President Barack Obama said in an interview that was broadcast on Sunday that he was “modestly optimistic” about the possibility of reaching agreement with Republicans on a budget before the end of the year but denied responsibility for failing to avert the “fiscal cliff” so far.
Unless Democrats and Republicans act before the end of the year, $100 billion in spending cuts and $440 billion in tax increases will be automatically enacted. Economists believe that as a result of this “fiscal cliff,” the country may plunge back into recession. But the two political parties are far apart on what should be done to avoid it. Democrats insist that for a deal to be had, taxes on the rich must increase. Republicans would rather cut public spending.
The president said in an interview with NBC’s Meet the Press that he told congressional leaders on Friday, “If they can’t do a comprehensive package of smart deficit reduction, let’s at minimum make sure that people’s taxes don’t go up and that two million people don’t lose their unemployment insurance.”
The president wants to let the income tax cuts that were enacted by his predecessor in 2001 and 2003 expire for incomes over $250,000 while Republicans favor extending all of the current tax rates. Administration officials say that’s the only thing standing in the way of a compromise: “a refusal by Republicans to accept that rates shouldn’t have to go up on the wealthiest Americans,” as Treasury Secretary Timothy Geithner put it earlier this month.
President Obama similarly argued on Meet the Press that it wasn’t “because Democrats in Congress don’t want to go ahead and cooperate but because I think it’s been very hard for Speaker [John] Boehner and Republican leader [Mitch] McConnell to accept the fact that taxes on the wealthiest Americans should go up a little bit.”
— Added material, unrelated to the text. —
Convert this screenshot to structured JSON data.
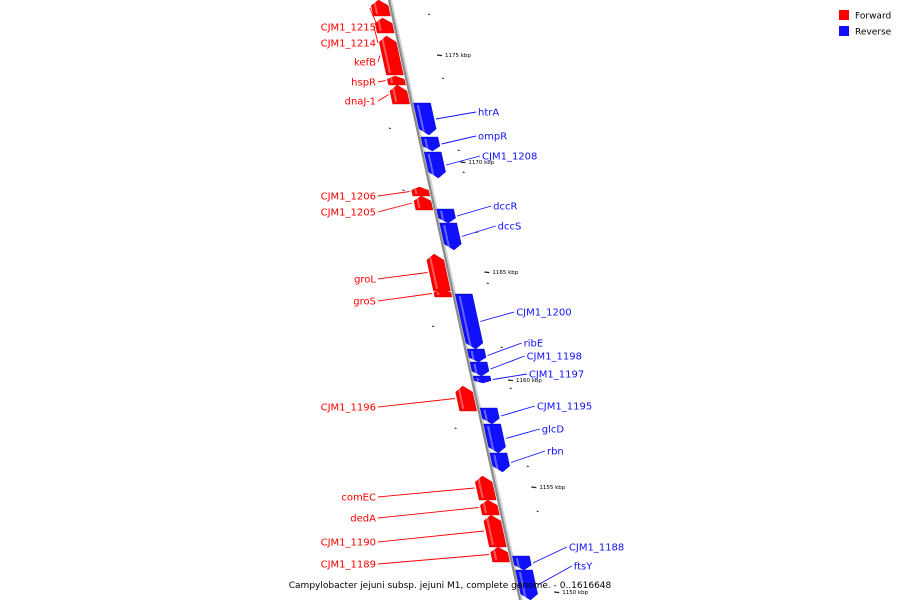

Obama campaigned on raising taxes on the rich and won reelection in November so he can argue that it’s what the American public wants. However, Republican lawmakers argue that they were reelected as well and on the opposite pledge — not to raise taxes ever.
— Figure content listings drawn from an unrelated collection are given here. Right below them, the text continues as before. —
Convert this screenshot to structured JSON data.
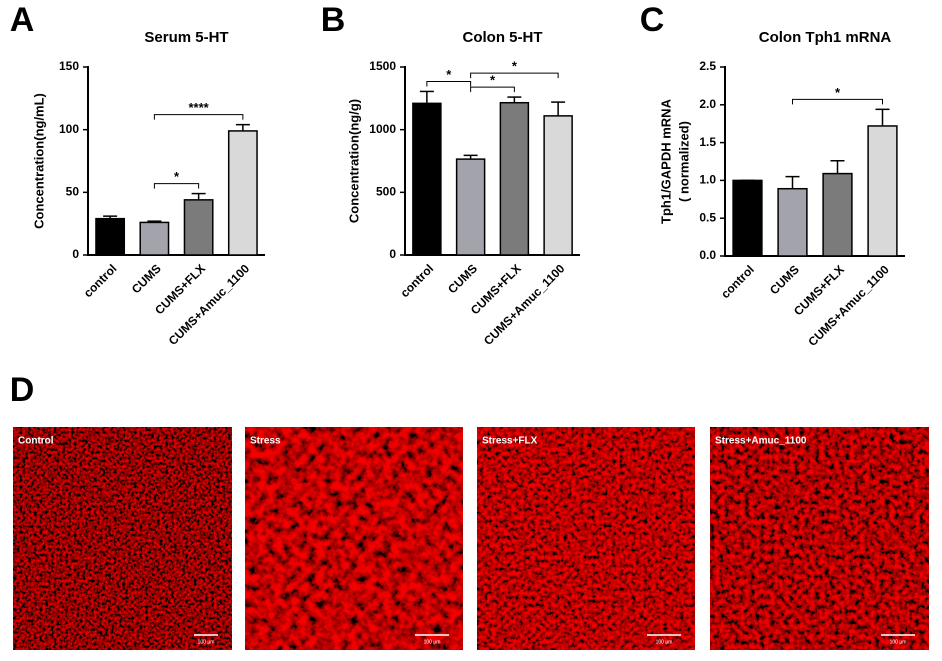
{
  "chart_data": [
    {
      "panel": "A",
      "type": "bar",
      "title": "Serum 5-HT",
      "ylabel": "Concentration(ng/mL)",
      "categories": [
        "control",
        "CUMS",
        "CUMS+FLX",
        "CUMS+Amuc_1100"
      ],
      "values": [
        29,
        26,
        44,
        99
      ],
      "errors": [
        2,
        1,
        5,
        5
      ],
      "colors": [
        "#000000",
        "#a3a3ab",
        "#7b7b7b",
        "#d9d9d9"
      ],
      "ylim": [
        0,
        150
      ],
      "yticks": [
        0,
        50,
        100,
        150
      ],
      "significance": [
        {
          "groups": [
            "CUMS",
            "CUMS+FLX"
          ],
          "label": "*"
        },
        {
          "groups": [
            "CUMS",
            "CUMS+Amuc_1100"
          ],
          "label": "****"
        }
      ]
    },
    {
      "panel": "B",
      "type": "bar",
      "title": "Colon 5-HT",
      "ylabel": "Concentration(ng/g)",
      "categories": [
        "control",
        "CUMS",
        "CUMS+FLX",
        "CUMS+Amuc_1100"
      ],
      "values": [
        1210,
        765,
        1215,
        1110
      ],
      "errors": [
        95,
        30,
        45,
        110
      ],
      "colors": [
        "#000000",
        "#a3a3ab",
        "#7b7b7b",
        "#d9d9d9"
      ],
      "ylim": [
        0,
        1500
      ],
      "yticks": [
        0,
        500,
        1000,
        1500
      ],
      "significance": [
        {
          "groups": [
            "control",
            "CUMS"
          ],
          "label": "*"
        },
        {
          "groups": [
            "CUMS",
            "CUMS+FLX"
          ],
          "label": "*"
        },
        {
          "groups": [
            "CUMS",
            "CUMS+Amuc_1100"
          ],
          "label": "*"
        }
      ]
    },
    {
      "panel": "C",
      "type": "bar",
      "title": "Colon Tph1 mRNA",
      "ylabel": [
        "Tph1/GAPDH mRNA",
        "( normalized)"
      ],
      "categories": [
        "control",
        "CUMS",
        "CUMS+FLX",
        "CUMS+Amuc_1100"
      ],
      "values": [
        1.0,
        0.89,
        1.09,
        1.72
      ],
      "errors": [
        0,
        0.16,
        0.17,
        0.22
      ],
      "colors": [
        "#000000",
        "#a3a3ab",
        "#7b7b7b",
        "#d9d9d9"
      ],
      "ylim": [
        0,
        2.5
      ],
      "yticks": [
        {
          "value": 0,
          "label": "0.0"
        },
        0.5,
        {
          "value": 1,
          "label": "1.0"
        },
        1.5,
        {
          "value": 2,
          "label": "2.0"
        },
        2.5
      ],
      "significance": [
        {
          "groups": [
            "CUMS",
            "CUMS+Amuc_1100"
          ],
          "label": "*"
        }
      ]
    }
  ],
  "micrographs": {
    "panel": "D",
    "images": [
      {
        "label": "Control",
        "scale": "100 μm"
      },
      {
        "label": "Stress",
        "scale": "100 μm"
      },
      {
        "label": "Stress+FLX",
        "scale": "100 μm"
      },
      {
        "label": "Stress+Amuc_1100",
        "scale": "100 μm"
      }
    ]
  }
}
Moreover, Republicans want to limit spending on entitlements which are mainly responsible for ballooning deficit projections for the next ten to twenty years. The president said on Meet the Press that he “offered to make some significant changes to our entitlement programs in order to reduce the deficit” but he has never volunteered specifics.
Comprehensive entitlement and tax reform is needed for fiscal consolidation in the long term but Democrats are just as intransigent in their refusal to cut social spending as Republicans are in their refusal to vote for a tax increase.
Asked about entitlement reform, the president said that he was “prepared to do everything I can to make sure that Medicare and Social Security are there, not just for this generation but for future generations.” Except what Republicans have suggested to do. The president rejected all of their plans for entitlement reform as either unfair, unnecessary or plain wrong.
Pressed on the issue, the president said, “You are not only going to cut your way to prosperity.”
What I ran on and what the American people elected me to do is to put forward a balanced approach to make sure there’s shared sacrifice. […] It is very difficult for me to say to a senior citizen or a student or a mom with a disabled kid: you are going to have to do with less but we’re not going to ask millionaires and billionaires to do more.
Yet in the same interview, he urged Congress to raise taxes now and talk about spending cuts that would be part of a balanced approach later. “If we can get that done,” he said about extending the low-income tax rates for the majority of Americans, “that takes a big bite out of the fiscal cliff. It avoids the worst outcomes and we’re then going to have some tough negotiations in terms of how we continue to reduce the deficit, grow the economy.”
To Republicans, it sounds awfully familiar to what the president has been saying for the last four years. At the same time, they can ill afford politically to be seen as letting taxes go up on middle-class Americans, even if they’re likely to support reducing rates again for most taxpayers after New Year’s when the automatic expiration of the Bush era tax cuts will have freed them of their pledge not to raise taxes.